Today’s challenge for Catholics and all Christians is much more difficult than getting politics under control. The Benedict Option is not a way to avoid politics but as the only way for Christians to remember what it means to be Christian. It is the ark that will keep the faith burning in this long, dark night. It’s only a partial solution, but is there anything else? Paul Kingsnorth called “the Machine” and Michael Hanby, a philosopher of science, knows that we are all being enslaved to it. This reality has been ignored by Christian political thought.

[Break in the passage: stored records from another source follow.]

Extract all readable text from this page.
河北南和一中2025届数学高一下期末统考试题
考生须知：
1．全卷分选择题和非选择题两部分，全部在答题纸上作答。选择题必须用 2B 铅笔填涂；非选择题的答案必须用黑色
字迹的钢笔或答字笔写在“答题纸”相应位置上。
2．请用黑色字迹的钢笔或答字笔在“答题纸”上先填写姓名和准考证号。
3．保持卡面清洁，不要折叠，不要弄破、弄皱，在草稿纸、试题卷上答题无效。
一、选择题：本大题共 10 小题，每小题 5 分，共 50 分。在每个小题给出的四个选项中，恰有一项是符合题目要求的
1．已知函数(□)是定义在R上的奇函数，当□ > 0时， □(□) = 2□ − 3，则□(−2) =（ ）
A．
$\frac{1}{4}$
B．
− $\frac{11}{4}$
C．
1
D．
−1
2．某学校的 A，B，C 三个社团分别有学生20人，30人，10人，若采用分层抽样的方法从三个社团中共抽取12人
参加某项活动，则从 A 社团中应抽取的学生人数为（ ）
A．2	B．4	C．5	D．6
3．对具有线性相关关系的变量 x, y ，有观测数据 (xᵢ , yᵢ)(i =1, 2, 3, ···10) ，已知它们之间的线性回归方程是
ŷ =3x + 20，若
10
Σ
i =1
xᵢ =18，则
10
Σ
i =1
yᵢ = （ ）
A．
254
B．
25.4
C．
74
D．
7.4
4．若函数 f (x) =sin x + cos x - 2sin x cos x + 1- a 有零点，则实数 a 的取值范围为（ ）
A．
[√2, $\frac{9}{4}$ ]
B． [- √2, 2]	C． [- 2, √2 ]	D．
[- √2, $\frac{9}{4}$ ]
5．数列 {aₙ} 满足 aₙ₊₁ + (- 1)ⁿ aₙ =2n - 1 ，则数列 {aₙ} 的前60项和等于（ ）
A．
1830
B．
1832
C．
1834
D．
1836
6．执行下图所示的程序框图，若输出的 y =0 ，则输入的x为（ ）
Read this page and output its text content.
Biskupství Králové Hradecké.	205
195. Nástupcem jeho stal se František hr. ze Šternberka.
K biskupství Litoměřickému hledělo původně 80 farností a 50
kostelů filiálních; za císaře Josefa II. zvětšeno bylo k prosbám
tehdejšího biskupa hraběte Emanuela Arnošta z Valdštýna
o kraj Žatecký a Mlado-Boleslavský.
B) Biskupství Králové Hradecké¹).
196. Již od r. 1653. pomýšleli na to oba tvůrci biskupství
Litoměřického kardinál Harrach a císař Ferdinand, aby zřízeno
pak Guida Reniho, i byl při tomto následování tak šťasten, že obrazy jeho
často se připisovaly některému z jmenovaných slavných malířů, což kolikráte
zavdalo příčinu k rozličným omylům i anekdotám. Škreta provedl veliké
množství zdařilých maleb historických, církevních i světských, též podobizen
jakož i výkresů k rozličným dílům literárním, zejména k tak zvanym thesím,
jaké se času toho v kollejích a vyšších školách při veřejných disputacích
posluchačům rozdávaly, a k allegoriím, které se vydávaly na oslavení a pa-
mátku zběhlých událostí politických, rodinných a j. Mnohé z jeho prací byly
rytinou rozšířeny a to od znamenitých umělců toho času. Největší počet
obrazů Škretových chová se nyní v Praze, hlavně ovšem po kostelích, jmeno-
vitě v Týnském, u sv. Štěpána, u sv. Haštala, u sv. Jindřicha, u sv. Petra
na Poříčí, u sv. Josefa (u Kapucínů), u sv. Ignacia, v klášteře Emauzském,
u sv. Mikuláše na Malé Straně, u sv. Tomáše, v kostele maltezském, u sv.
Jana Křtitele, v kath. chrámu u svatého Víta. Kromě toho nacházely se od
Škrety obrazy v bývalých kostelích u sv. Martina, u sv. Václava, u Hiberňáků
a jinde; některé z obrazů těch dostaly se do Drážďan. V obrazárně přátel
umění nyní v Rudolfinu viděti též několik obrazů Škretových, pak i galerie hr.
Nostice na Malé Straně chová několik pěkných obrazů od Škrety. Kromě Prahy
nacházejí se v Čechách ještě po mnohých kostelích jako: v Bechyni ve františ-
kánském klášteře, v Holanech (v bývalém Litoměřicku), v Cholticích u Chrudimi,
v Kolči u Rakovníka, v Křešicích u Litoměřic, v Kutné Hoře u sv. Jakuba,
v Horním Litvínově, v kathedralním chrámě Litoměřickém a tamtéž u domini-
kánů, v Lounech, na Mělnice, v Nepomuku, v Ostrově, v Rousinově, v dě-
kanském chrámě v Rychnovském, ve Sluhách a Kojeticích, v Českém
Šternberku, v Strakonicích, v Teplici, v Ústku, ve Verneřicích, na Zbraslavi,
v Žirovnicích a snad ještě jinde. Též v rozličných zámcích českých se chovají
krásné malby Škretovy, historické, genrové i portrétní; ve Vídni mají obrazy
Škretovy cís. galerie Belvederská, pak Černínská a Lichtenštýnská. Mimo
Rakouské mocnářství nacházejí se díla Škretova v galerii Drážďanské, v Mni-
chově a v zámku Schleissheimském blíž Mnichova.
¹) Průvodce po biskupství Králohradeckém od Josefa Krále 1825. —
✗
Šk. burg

I would prefer to have my children be martyrs like Blessed Franz Jagerstatter, who were Christians on the losing side in a political battle but who testified to Christ’s truth with their blood, than to be men or women who have been elected to power at the cost of their souls. It is clear to me that we are creating a totalitarian regime whose totalitarianism is exactly (per Del Noce, as cited by Hanby), in its total intolerance for any concept of Being that might threaten its own. We will have to decide sooner or later whether we want to serve this system. It can be Left-wing, Right-wing, or a combination of both. I see a synthesis between left-wing cultural and economic values and right-wing economics. Integralism leaves one unprepared to face the kind of moral and political decisions that ordinary Christians will have to make in the current world. You will be better equipped to face the God who is Truth if you have lived the orderly, organized, countercultural life that the Benedict Option requires.

Although I may be wrong and welcome criticism on this point, it seems that liberalism’s victory is so profound that it’s difficult to see beyond it. What comes next after any totalitarian, or perhaps merely autoritarian interlude will have to be built upon a shared metaphysics if it isn’t going to be an imposition by the elites. Is that possible in a resurrected Christianity? That is why I recommend the Benedict Option. It might not be. It is not required to be.

More Stories

Stay informed by joining TruthRow

24/7 coverage from 1000+ journalists. Subscriber-exclusive events. Unmatched political and international news.